My parents died close together, too – a year apart, both from cancer. The first loss quite undoes your world. But the second introduces you to the terrifying truth that bad things are not rationed, and can leave you cowering under the next imagined blow. There's also the sense that, with your parents gone, you've moved up a generational tier in death's pecking order, and that next time it calls, you'll be right in line.

All these feelings are a part of grieving. What should happen is that we eventually manage to accommodate them and return, perhaps a little more philosophical, to some kind of optimism.
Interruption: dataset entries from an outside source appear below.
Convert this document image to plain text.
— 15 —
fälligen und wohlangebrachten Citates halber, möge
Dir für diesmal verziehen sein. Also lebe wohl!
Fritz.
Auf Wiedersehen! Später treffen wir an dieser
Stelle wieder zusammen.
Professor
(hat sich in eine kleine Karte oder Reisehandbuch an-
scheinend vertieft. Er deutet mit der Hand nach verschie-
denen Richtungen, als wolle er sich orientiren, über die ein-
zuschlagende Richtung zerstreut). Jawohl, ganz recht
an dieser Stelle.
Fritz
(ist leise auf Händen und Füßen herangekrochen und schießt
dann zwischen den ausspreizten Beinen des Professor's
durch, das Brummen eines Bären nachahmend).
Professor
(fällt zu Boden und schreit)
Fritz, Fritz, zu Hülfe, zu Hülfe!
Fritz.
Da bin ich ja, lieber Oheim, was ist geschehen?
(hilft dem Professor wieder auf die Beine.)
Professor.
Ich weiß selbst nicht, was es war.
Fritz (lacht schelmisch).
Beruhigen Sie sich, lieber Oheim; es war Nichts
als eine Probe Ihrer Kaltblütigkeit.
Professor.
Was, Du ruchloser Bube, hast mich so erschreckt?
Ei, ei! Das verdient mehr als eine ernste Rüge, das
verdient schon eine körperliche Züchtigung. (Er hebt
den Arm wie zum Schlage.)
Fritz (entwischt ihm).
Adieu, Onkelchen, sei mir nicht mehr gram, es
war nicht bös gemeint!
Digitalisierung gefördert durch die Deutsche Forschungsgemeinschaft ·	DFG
But for you, the grieving process has become snagged on this fixation, perhaps because you've had to soldier on, caring for your father after losing your mother, and caring for a baby after losing him. This might not seem to be the obvious time to seek bereavement counselling, but it could allow you to go back and properly address your loss, and help to put your fears in proportion. There's no time limit on it, and some people seek help many years after losing someone.

I also wonder whether your feelings are complicated by a bit of postnatal depression/anxiety, since you say they are getting worse rather than better. Have you discussed your fears and your health anxieties with your GP?

You may never achieve obliviousness to the ticking clock, the skull beneath the skin, because no one does. But it shouldn't be stopping you from living your life, just giving it a gentle sort of piquancy. I remember, some time after my second parent died, a sudden, glorious feeling of lightness that spring was coming and this time, no one in my life was dying. It was an illusion, of course: every one of us is dying. But an illusion that's necessary to get us out of bed in the mornings.